Reports of violations

  • Pamfilova called these elections the most transparent, but there were reports of violations. On the map of the “Voice” movement, for example, more than 400 messages are indicated in Moscow, in St. Petersburg and Samara - more than 200, in Saratov - almost 100. The Investigative Committee has already investigated the fact of election fraud at a polling station in Rostov-on-Don, and in Dagestan there is even one of the sites.

Single-member districts

  • “United Russia” won in 203 single-mandate constituencies out of 225. The Communist Party of the Russian Federation and “A Just Russia” won seven each, and the LDPR won in five constituencies. “Civic Platform” and “Rodina” each had one victory in single-member constituencies. In most cases, parties did not face competition from United Russia.
  • In 18 single-mandate constituencies, United Russia did not field strong candidates. The heads of key committees and her supporters from other parties remained. United Russia vacated two seats for small parties: the leaders of Rodina and Civic Platform, Alexei Zhuravlev and Rifat Shaikhutdinov.
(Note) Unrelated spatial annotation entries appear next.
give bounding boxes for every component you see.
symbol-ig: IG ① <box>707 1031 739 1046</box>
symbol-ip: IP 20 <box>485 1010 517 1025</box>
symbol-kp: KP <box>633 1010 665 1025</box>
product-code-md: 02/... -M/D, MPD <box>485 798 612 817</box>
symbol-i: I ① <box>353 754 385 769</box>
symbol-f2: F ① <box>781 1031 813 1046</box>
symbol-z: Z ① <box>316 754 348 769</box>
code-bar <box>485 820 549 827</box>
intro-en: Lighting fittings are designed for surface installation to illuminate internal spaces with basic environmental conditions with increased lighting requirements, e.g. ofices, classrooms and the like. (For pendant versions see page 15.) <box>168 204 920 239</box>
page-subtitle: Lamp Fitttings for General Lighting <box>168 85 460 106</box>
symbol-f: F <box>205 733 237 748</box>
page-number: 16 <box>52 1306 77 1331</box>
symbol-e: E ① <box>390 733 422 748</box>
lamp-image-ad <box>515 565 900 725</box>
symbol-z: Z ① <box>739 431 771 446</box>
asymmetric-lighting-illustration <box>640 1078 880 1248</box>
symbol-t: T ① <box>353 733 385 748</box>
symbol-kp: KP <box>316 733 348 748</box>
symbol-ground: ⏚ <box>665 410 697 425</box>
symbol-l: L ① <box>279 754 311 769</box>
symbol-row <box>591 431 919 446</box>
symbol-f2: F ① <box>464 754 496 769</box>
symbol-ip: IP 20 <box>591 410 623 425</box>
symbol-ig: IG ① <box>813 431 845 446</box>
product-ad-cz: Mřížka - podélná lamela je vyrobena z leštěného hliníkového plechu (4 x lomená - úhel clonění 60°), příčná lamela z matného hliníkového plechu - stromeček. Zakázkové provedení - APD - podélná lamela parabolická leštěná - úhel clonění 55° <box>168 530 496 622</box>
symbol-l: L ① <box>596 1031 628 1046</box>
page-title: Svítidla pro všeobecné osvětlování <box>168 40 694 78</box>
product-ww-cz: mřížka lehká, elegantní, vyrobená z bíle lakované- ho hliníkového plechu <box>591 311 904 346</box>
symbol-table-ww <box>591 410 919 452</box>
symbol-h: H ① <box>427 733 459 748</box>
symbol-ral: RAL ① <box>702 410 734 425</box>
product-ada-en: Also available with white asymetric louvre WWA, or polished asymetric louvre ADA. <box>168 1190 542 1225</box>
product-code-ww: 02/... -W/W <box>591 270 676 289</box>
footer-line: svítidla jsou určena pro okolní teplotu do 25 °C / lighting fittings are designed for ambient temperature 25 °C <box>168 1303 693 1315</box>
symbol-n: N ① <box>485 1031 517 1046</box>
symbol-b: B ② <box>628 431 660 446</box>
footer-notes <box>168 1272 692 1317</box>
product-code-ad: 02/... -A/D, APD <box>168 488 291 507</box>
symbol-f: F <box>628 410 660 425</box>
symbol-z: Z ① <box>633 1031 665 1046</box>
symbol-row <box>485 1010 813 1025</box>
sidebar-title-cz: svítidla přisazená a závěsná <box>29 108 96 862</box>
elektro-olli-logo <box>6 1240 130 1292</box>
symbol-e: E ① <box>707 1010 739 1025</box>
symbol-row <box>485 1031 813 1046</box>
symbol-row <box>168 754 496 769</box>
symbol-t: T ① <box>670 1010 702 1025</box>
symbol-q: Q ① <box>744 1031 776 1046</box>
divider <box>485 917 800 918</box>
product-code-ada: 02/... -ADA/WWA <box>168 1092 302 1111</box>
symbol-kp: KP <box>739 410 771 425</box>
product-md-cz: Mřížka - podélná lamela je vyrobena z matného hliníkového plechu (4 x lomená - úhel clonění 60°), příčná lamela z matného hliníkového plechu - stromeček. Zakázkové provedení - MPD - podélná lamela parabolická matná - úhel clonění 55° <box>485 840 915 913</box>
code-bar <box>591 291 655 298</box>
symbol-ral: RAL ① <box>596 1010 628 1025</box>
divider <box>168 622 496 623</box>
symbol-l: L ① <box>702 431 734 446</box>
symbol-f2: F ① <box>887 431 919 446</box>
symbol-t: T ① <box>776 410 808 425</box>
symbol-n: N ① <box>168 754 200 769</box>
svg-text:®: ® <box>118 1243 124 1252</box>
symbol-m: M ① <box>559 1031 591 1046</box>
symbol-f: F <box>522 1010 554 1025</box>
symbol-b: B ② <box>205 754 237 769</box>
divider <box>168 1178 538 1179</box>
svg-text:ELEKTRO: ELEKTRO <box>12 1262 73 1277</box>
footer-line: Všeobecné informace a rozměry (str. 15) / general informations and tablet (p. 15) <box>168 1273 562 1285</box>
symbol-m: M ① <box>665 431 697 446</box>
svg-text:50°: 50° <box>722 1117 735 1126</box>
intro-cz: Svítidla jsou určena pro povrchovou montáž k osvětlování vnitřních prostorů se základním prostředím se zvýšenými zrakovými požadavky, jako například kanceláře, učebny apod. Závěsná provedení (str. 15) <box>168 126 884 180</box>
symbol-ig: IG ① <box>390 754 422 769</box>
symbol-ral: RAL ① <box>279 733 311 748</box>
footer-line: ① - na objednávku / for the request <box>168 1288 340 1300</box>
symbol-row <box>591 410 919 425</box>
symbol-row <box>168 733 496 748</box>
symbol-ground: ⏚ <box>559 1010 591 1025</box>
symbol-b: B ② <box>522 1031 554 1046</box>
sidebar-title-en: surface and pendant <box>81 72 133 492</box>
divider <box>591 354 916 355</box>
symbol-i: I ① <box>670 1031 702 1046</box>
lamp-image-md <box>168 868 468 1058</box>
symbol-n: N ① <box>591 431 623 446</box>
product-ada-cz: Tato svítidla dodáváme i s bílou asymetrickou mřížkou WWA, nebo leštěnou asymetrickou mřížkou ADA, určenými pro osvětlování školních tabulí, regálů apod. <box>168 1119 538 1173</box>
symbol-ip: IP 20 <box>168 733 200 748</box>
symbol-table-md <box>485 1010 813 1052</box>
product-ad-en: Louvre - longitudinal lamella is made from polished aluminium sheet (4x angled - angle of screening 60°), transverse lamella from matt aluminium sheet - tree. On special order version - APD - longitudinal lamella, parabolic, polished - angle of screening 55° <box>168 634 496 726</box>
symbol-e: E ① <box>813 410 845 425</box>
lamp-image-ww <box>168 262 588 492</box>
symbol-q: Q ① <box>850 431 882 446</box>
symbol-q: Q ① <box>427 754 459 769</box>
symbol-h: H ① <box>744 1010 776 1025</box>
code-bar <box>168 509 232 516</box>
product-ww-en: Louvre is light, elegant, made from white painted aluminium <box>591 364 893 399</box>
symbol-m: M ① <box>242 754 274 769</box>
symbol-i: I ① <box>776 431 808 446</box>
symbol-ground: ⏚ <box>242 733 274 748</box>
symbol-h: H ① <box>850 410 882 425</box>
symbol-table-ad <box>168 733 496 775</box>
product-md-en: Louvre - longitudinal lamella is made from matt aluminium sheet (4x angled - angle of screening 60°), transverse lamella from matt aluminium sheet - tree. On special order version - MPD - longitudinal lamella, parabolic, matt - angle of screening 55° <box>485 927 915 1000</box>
In Adygea, Vladislav Reznik decided to run not from United Russia, but as a self-nominated candidate after the Spanish prosecutor's office put him on the international wanted list on suspicion of involvement in organized crime.

Regional elections

  • Elections to 39 regional parliaments were also held on a single voting day. Most of them will have four parliamentary parties, but in some regions other political forces have also entered the legislative assemblies. Members of Yabloko entered the Legislative Assembly of St. Petersburg and the Pskov region. Also, the “Growth Party” entered the St. Petersburg Legislative Assembly.
  • The heads of the region were also elected on September 18. In all regions, the governors who were the acting heads of the subjects won. In the Chechen region, Ramzan Kadyrov won a preliminary victory; in the Tula region, former presidential security guard Alexei Dyumin won. In Komi, Sergei Gaplikov won, in the Tver region - a native of the special services Igor Rudenya, in the Ulyanovsk region - Sergei Morozov, in Tuva - Sholban Kara-ool, in the Trans-Baikal Territory - Natalya Zhdanova.